Why FreeBSD Is My Favorite *nix OS
FreeBSD provides a very easy installation process; it uses Sysinstall as an automated installation package to do it for you. All you have to do is answer some questions to create users and tell it which software to install and you are on your way to being up and running in a matter of minutes. The full installation takes longer that a few minutes to complete, but using Sysinstall to set the installation parameters is very quick. This installer takes care of everything needed to have FreeBSD installed and functioning correctly on your system, including user creation, software/application installations, network and peripheral setup, and much more.
FreeBSD is one of the most secure operating systems available. There are a number of security features built into the system that deal with user and file system security. There are also a number of applications compatible with FreeBSD that offer added security beyond the default features. Besides the basic user permissions modified through CHMOD, FreeBSD offers the ability to use ACL and MAC. These options allow user permissions on a more specific level than the basic Unix permissions. You can also use a firewall to secure your system. FreeBSD has two options built in, altq and dummynet, as well as a number of applications available for install like IPFILTER (IPF), IPFIREWALL (IPF), and PacketFilter (PF). Another way to secure your system is change the default password hash from md5 to blowfish in login.conf.
Another great security feature that comes with FreeBSD is the ability to jail a process. This allows for separate environments for processes that are completely locked off from others. These jails function as almost a separate installation of FreeBSD allowing for its own user processes, user accounts, and files. Using a jail helps for testing software and often used by web hosts to give their users control over a virtual server.
There are numerous hardware compatibilities listed on the hardware notice for each release of FreeBSD. It is compatible with all the major processors the most popular being Intel and AMD. There are also thousands of applications available for installation on a FreeBSD system. As well as having all of those application ports available, you can run Linux applications on FreeBSD with the Linux Binary Compatibility system. This allows you “to run about 90% of all Linux applications without modification” (Linux Binary Compatibility).
The port system is a collection of software that is packaged and ready for installation on a FreeBSD system. You can download the source and install them very quickly and easily. Ports are available from the installation disc, online at the ports collection, or at FreshPorts. Once you have chosen a port to install and have followed the installation procedures, you can stay up to date with the ability to download and compile the updates easily from within the ports system. There are currently over 19,000 ports within 63 categories available for download and use (FreshPorts Stats).
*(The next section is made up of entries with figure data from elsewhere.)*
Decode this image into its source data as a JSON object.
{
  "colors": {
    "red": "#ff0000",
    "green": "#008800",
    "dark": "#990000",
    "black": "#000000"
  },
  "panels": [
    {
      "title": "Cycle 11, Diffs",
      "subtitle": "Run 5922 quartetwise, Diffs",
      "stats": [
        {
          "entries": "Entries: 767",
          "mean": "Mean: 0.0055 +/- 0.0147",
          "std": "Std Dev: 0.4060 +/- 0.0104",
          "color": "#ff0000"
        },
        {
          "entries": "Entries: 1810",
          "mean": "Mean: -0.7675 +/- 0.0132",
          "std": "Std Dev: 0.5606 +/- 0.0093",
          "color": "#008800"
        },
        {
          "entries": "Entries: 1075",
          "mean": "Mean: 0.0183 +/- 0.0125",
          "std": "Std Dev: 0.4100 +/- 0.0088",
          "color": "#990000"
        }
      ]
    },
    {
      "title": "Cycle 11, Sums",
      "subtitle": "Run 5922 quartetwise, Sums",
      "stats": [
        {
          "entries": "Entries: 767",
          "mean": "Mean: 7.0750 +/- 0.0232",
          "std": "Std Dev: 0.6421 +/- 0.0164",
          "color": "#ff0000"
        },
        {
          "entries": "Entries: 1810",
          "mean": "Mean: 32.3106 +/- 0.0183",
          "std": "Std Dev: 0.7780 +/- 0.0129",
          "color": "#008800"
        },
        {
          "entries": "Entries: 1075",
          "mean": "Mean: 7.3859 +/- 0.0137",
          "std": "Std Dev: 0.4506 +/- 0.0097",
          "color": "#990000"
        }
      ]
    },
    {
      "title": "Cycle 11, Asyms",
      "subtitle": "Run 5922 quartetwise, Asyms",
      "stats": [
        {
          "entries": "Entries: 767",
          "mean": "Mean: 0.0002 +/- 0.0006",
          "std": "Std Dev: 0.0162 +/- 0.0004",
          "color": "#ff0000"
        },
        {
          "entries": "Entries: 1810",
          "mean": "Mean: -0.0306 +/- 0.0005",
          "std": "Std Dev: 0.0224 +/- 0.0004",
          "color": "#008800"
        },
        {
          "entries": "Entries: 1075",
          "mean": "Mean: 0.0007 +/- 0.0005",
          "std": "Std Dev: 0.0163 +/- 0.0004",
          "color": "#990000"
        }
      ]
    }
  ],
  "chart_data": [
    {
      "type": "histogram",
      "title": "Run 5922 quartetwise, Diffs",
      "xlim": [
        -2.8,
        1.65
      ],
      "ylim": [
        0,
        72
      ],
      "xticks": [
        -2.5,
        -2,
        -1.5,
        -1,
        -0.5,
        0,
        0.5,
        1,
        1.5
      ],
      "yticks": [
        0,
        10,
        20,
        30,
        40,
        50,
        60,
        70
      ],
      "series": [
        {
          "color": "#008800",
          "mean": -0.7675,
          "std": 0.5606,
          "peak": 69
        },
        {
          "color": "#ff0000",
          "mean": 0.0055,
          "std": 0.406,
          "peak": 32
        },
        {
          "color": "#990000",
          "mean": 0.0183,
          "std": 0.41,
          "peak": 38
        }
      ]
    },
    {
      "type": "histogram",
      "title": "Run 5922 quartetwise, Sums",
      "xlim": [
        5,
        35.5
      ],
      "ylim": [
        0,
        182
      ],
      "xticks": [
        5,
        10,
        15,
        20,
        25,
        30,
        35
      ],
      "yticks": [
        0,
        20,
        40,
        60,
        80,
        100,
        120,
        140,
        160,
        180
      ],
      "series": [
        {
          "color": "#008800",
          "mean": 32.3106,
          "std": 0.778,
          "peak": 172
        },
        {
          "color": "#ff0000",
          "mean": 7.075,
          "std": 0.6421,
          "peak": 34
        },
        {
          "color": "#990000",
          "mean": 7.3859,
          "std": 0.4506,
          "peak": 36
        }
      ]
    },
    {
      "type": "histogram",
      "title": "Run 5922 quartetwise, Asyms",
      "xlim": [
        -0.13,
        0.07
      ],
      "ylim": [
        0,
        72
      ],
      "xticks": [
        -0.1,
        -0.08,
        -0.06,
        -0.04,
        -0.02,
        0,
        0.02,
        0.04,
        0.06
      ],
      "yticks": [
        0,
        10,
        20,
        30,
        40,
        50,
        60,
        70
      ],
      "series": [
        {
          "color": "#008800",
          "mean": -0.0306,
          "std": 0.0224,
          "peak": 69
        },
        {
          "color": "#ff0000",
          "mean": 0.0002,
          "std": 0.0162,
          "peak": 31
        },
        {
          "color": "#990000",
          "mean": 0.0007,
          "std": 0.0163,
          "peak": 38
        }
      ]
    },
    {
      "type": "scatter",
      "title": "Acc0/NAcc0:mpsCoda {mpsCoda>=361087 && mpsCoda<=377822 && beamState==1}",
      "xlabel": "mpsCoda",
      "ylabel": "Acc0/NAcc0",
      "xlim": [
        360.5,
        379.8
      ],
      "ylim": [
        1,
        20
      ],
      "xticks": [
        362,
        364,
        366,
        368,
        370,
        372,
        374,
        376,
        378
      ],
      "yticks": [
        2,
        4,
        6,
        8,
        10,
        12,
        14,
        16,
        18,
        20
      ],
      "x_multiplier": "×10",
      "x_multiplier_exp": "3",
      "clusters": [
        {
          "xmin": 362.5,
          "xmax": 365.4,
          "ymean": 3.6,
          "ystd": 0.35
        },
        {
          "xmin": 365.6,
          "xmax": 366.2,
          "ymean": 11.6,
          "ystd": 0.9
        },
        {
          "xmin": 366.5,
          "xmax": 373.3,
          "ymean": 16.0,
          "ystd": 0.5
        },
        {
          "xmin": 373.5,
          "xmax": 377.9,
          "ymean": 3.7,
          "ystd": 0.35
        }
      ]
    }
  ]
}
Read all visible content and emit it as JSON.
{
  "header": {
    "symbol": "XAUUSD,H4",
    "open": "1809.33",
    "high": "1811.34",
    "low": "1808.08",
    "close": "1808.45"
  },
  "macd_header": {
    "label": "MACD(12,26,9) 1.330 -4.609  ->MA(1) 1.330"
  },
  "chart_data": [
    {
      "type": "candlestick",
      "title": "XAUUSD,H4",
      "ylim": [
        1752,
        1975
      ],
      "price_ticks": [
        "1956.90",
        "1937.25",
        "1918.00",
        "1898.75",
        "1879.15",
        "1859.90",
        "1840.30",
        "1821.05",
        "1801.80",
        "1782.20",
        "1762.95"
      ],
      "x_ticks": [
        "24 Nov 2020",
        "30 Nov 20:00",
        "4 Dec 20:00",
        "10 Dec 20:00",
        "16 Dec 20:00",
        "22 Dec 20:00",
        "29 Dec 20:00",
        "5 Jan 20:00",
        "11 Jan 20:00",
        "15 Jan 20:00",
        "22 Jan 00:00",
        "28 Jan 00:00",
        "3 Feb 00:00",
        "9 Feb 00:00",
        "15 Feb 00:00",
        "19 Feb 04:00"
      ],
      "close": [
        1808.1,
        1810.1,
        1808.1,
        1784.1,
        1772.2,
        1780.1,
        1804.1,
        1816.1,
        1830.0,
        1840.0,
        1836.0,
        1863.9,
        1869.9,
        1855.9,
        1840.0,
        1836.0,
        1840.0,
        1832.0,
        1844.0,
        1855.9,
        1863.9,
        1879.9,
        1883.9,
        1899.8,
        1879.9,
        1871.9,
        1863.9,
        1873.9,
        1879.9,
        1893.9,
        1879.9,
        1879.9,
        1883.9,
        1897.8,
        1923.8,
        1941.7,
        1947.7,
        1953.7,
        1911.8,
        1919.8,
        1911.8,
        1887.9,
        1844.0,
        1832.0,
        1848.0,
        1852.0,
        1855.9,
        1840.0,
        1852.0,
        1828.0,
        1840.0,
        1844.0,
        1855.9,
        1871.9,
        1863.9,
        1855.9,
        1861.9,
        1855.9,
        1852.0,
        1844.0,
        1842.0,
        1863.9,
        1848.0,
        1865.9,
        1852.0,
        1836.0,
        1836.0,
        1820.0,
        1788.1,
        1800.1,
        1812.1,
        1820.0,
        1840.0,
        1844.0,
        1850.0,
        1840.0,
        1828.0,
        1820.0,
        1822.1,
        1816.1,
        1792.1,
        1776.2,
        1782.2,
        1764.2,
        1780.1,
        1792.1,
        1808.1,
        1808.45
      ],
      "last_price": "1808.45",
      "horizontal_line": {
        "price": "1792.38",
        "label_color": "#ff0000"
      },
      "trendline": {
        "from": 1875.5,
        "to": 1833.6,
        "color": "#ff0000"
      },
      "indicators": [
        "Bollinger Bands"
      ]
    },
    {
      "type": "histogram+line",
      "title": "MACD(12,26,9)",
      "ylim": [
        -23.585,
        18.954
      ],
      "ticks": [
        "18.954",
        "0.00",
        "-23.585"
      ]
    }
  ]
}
FreeBSD has many different options for documentation. They offer eight different kinds of documentation on their website including FAQ, Manual Pages, and the FreeBSD Handbook. There is also a web resources section, a for newbies section, and books and articles. The handbook is in my opinion the the best resource available and can be viewed online in multiple formats and downloaded as a local copy. There are a number of books dedicated to FreeBSD as well; a search on Amazon.com will demonstrate this. You won’t have to browse the web for basic command questions; you can use the man pages on your installation of FreeBSD so you can have general command help locally whenever needed.